Lucy Brogden on how leaders can support their own mental health

Frederik Anseel, Professor of Management and Senior Deputy Dean (Research & Enterprise) at UNSW Business School, interviews Lucinda Brogden, National Mental Health Commission Chair and Commissioner, about the importance of leaders looking after their own mental health

Frederik Anseel: Managers reach out to us and they're asking for sort of personal suggestions, ways of dealing with those things. And of course, they’ll be looking at you as well as a role model, right? You have all the knowledge and expertise. And I'd be curious also to hear how you manage that in your own professional and personal life. You have a lot of responsibilities, you're juggling different roles. Is there anything that you can share about how you take care of your own mental health and wellbeing that others could learn from?

Lucy Brogden: I guess what I've realised is two key things. One is in addition to the knowledge, skills and abilities to do a job, it's important that you develop a philosophy around the work that you do. And I don't think we touch on that in management training or even in our undergraduate training. Think about what's the philosophy that will inform the decisions you make, the choices you make and the approach that you take? 

For me, doing my research on mood disorder in lawyers, I came across the Justinian principles. And one of those principles, doing a quick history lesson 1500 years ago, Justinian principles pulled forward a principle from Cicero that said, 'salus populi suprema lex': the wellbeing of the people is to be the highest law. 

Read more: Lucinda Brogden: how leaders can improve workplace mental health

So for me, my North Star is to put the question: is what I'm doing protecting the wellbeing of people? Is it promoting and enhancing? Or will it detract? And to be able to have that sort of guiding philosophy has been, I think, quite helpful and powerful for me in making decisions.

The second thing I found: I sit on the commission with a qualification in organisational psychology, but primarily as a carer. And I care for my husband who lives with depression and suicidal ideation. And what I've learnt in that journey of about 15-20 years, is the need to be quite conscious in the choices of being a carer and in living the life that I lead. 

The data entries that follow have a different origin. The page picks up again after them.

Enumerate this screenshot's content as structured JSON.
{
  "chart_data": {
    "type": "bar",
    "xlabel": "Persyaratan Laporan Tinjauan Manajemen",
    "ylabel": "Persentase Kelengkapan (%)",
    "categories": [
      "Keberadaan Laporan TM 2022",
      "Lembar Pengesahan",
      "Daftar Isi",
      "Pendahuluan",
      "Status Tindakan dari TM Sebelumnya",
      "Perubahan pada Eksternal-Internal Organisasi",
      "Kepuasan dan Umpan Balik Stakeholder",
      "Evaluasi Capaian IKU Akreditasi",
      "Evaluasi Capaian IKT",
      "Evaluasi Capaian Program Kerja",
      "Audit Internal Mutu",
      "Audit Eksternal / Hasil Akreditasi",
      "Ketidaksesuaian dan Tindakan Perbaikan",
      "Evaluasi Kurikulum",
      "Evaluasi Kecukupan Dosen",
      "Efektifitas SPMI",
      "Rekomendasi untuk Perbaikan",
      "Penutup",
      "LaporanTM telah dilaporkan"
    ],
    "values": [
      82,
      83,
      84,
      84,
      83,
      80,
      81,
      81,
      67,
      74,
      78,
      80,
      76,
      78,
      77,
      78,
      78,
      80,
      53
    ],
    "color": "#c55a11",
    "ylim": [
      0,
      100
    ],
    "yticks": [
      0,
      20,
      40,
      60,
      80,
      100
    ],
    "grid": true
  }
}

And sometimes I think we become a little bit ambivalent and just get caught up in the flow of life without stopping and actually saying, "that test of the wellbeing of the people, if I apply that personally, is what I'm doing supporting my wellbeing, that or my family, or is it going to harm it?" And so I think it’s about being able to check into a philosophy, and to be really conscious about the choices that you make in life.